John R. Hinnells begins his paper on Cautes and Cautopates[1] by articulating precisely what he is going to do and how he is going to do it. It’s a massive step forward from the random theorising of the Cumont era.
Instead of starting with a mess of factoids and assembling them into a theory, Hinnells is determined to start with cold, hard, facts. He’s not going to waste time on theories about what things might mean — too often presented as facts themselves — but instead intends to catalogue precisely what is actually known.
Just listen to this!
This study is an attempt to apply to the study of Cautes and Cautopates principles of method in the interpretation of Mithraic iconography for which I have argued previously. I wrote: ‘the proper place to begin a study of Mithraism is with the Roman material, then and only then may one begin to consider which, if any, are the appropriate traditions with which to compare one’s data‘ (1975b: 343). Studies of Mithraism have generally proceeded from the basis of external parallels. In the case of the torchbearers, attention has been given to the search for the Iranian origins of their names. That search is ignored in this article in a deliberate attempt to analyse the Mithraic iconography with as few presuppositions as possible. To that end all previous studies of the iconography are left out of consideration. The article has a clearly defined and limited aim — to collect and analyse the Roman Mithraic iconography of the torchbearers. A subsequent article will attempt to interpret that inconography and will consider the various theories which have been advanced. Here the only subject of discussion is the iconography of the monuments.
Emphasis mine.
I have a feeling that those words could usefully appear on the wall of any scholar tasked with analysing a subject based on scanty and confusing sources. Any paper assembled on these principles cannot avoid being of permanent value.
Cumont’s work was excellent in its day. But the analysis of the data was always subjective, and never resolved anything, and never provided a methodology by which anything could be further examined.
By contrast Hinnells shows the way in which scholarship had developed, and had devised methods to ensure objectivity.
Distinguishing between data and deduction, basing oneself conservatively on the data, and ignoring the woolliness of older and less careful scholarship in favour of precise, measurable facts … that is what scholarship means. Any fool can write an essay that is really merely decorated with facts.
- [1]John R. Hinnells, The iconography of Cautes and Cautopates I: the data, Journal of Mithraic Studies 1 (1976), p.36-67 plus plates.↩
Sadly, I can’t contribute much on the subject of Mithras, what I think know, I would have a problem referencing, and does not relate to primary sources.

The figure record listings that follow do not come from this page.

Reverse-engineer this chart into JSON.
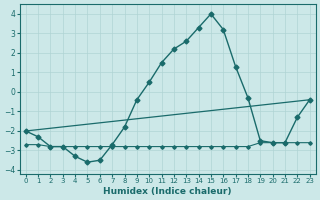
{
  "xlabel": "Humidex (Indice chaleur)",
  "background_color": "#cce8e8",
  "line_color": "#1a6b6b",
  "xlim": [
    -0.5,
    23.5
  ],
  "ylim": [
    -4.2,
    4.5
  ],
  "yticks": [
    -4,
    -3,
    -2,
    -1,
    0,
    1,
    2,
    3,
    4
  ],
  "xticks": [
    0,
    1,
    2,
    3,
    4,
    5,
    6,
    7,
    8,
    9,
    10,
    11,
    12,
    13,
    14,
    15,
    16,
    17,
    18,
    19,
    20,
    21,
    22,
    23
  ],
  "main_x": [
    0,
    1,
    2,
    3,
    4,
    5,
    6,
    7,
    8,
    9,
    10,
    11,
    12,
    13,
    14,
    15,
    16,
    17,
    18,
    19,
    20,
    21,
    22,
    23
  ],
  "main_y": [
    -2.0,
    -2.3,
    -2.8,
    -2.8,
    -3.3,
    -3.6,
    -3.5,
    -2.7,
    -1.8,
    -0.4,
    0.5,
    1.5,
    2.2,
    2.6,
    3.3,
    4.0,
    3.2,
    1.3,
    -0.3,
    -2.5,
    -2.6,
    -2.6,
    -1.3,
    -0.4
  ],
  "trend_x": [
    0,
    23
  ],
  "trend_y": [
    -2.0,
    -0.4
  ],
  "flat_x": [
    0,
    1,
    2,
    3,
    4,
    5,
    6,
    7,
    8,
    9,
    10,
    11,
    12,
    13,
    14,
    15,
    16,
    17,
    18,
    19,
    20,
    21,
    22,
    23
  ],
  "flat_y": [
    -2.7,
    -2.7,
    -2.8,
    -2.8,
    -2.8,
    -2.8,
    -2.8,
    -2.8,
    -2.8,
    -2.8,
    -2.8,
    -2.8,
    -2.8,
    -2.8,
    -2.8,
    -2.8,
    -2.8,
    -2.8,
    -2.8,
    -2.6,
    -2.6,
    -2.6,
    -2.6,
    -2.6
  ],
  "grid_color": "#b0d4d4",
  "xlabel_fontsize": 6.5,
  "tick_fontsize": 5.5
}
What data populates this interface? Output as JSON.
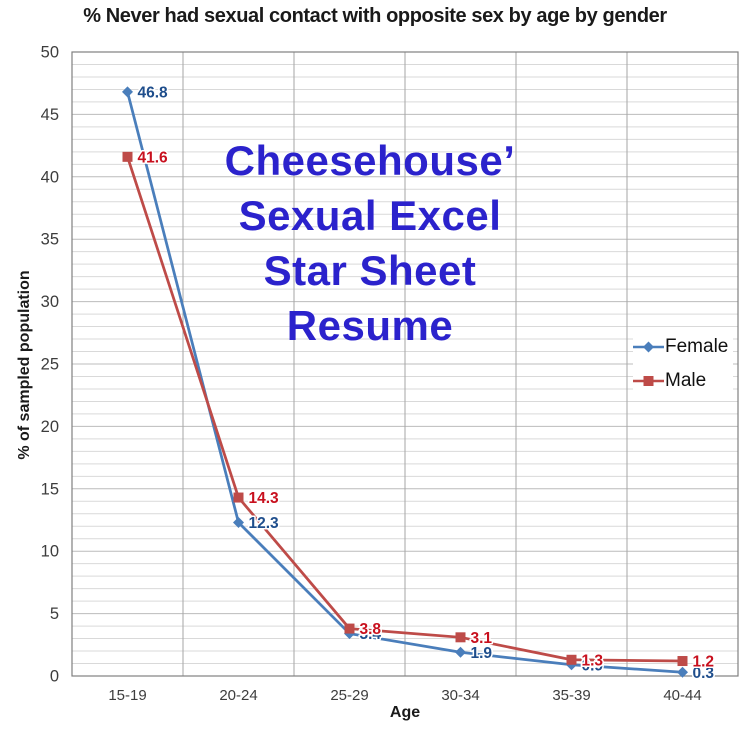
{
  "chart_data": {
    "type": "line",
    "title": "% Never had sexual contact with opposite sex by age by gender",
    "xlabel": "Age",
    "ylabel": "% of sampled population",
    "categories": [
      "15-19",
      "20-24",
      "25-29",
      "30-34",
      "35-39",
      "40-44"
    ],
    "series": [
      {
        "name": "Female",
        "values": [
          46.8,
          12.3,
          3.4,
          1.9,
          0.9,
          0.3
        ],
        "color": "#4A7EBB",
        "marker": "diamond",
        "label_color": "#1F4E8C"
      },
      {
        "name": "Male",
        "values": [
          41.6,
          14.3,
          3.8,
          3.1,
          1.3,
          1.2
        ],
        "color": "#BE4B48",
        "marker": "square",
        "label_color": "#C8101E"
      }
    ],
    "ylim": [
      0,
      50
    ],
    "y_major_step": 5,
    "y_minor_step": 1,
    "grid": {
      "horizontal_minor_color": "#d9d9d9",
      "horizontal_major_color": "#bcbcbc",
      "vertical_color": "#a6a6a6",
      "border_color": "#808080"
    },
    "tick_label_color": "#3d3d3d",
    "legend_position": "middle-right",
    "data_labels": "shown right of each point, bold",
    "watermark": {
      "lines": [
        "Cheesehouse’",
        "Sexual Excel",
        "Star Sheet",
        "Resume"
      ],
      "color": "#2B22CC"
    }
  }
}
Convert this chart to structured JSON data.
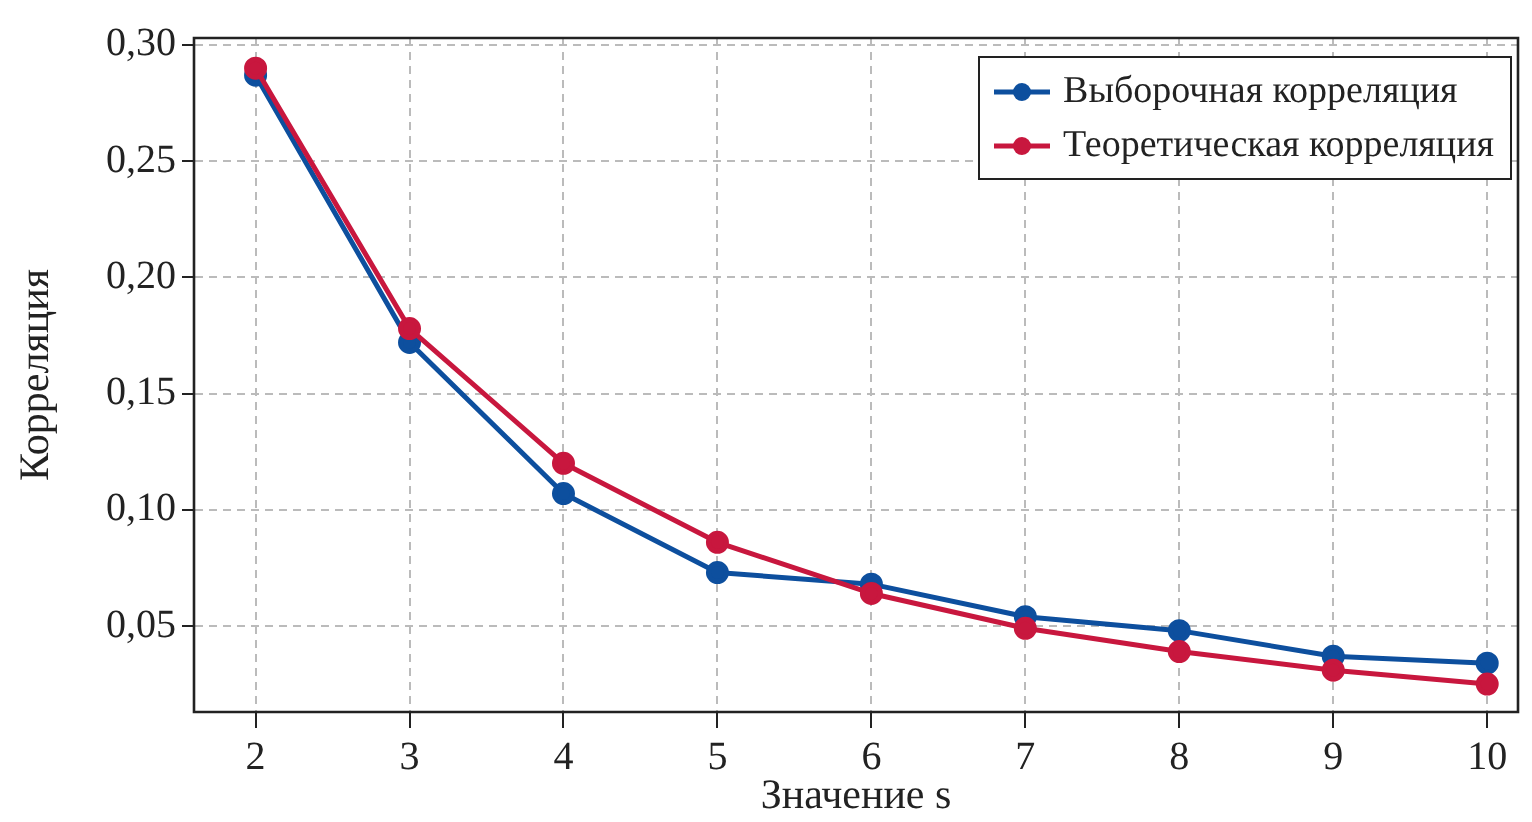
{
  "chart_data": {
    "type": "line",
    "xlabel": "Значение s",
    "ylabel": "Корреляция",
    "x": [
      2,
      3,
      4,
      5,
      6,
      7,
      8,
      9,
      10
    ],
    "series": [
      {
        "name": "Выборочная корреляция",
        "color": "#0d4f9e",
        "values": [
          0.287,
          0.172,
          0.107,
          0.073,
          0.068,
          0.054,
          0.048,
          0.037,
          0.034
        ]
      },
      {
        "name": "Теоретическая корреляция",
        "color": "#c8173e",
        "values": [
          0.29,
          0.178,
          0.12,
          0.086,
          0.064,
          0.049,
          0.039,
          0.031,
          0.025
        ]
      }
    ],
    "xlim": [
      1.6,
      10.2
    ],
    "xticks": [
      2,
      3,
      4,
      5,
      6,
      7,
      8,
      9,
      10
    ],
    "ylim": [
      0.013,
      0.303
    ],
    "yticks": [
      {
        "value": 0.05,
        "label": "0,05"
      },
      {
        "value": 0.1,
        "label": "0,10"
      },
      {
        "value": 0.15,
        "label": "0,15"
      },
      {
        "value": 0.2,
        "label": "0,20"
      },
      {
        "value": 0.25,
        "label": "0,25"
      },
      {
        "value": 0.3,
        "label": "0,30"
      }
    ],
    "grid": true,
    "legend": "top right",
    "marker": "circle",
    "line_style": "solid"
  }
}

However, I am constantly finding myself in opposition to ‘scholarship’ in my own field. As an archaeologist I always address the data at the the most ‘primary’ level I can find, usually archaeological reports, where I am careful to distinguish between the evidence found and the conclusions drawn. ‘Scholarship’ too often revolves around the writing of other scholars rather than the evidence itself. As a result, scholarship takes on a inertia of it’s own and far greater significance than the evidence, and takes you into the area of ‘belief’ – which is often allowed to overrule more logical approaches. Too much scholarship is simply repeating and synthesizing the views of others creating and sustaining what is little more than well referenced myths.
My favorite examples are the fires in the center of Celtic roundhouses, and the description of The Vallum as a boundary ditch, both ideas lying well beyond the nature of the evidence, and the latter with a history of scholarship and references dating back to the Venerable Bede.
Thus, I love your last paragraph, and naturally see myself on the right side of that statement!
Roger: the plates fall within pp. 36-67 (I forget between which numbered pages, but fairly early), just in case you thought otherwise (above).
Ah, thank you — I had not spotted that.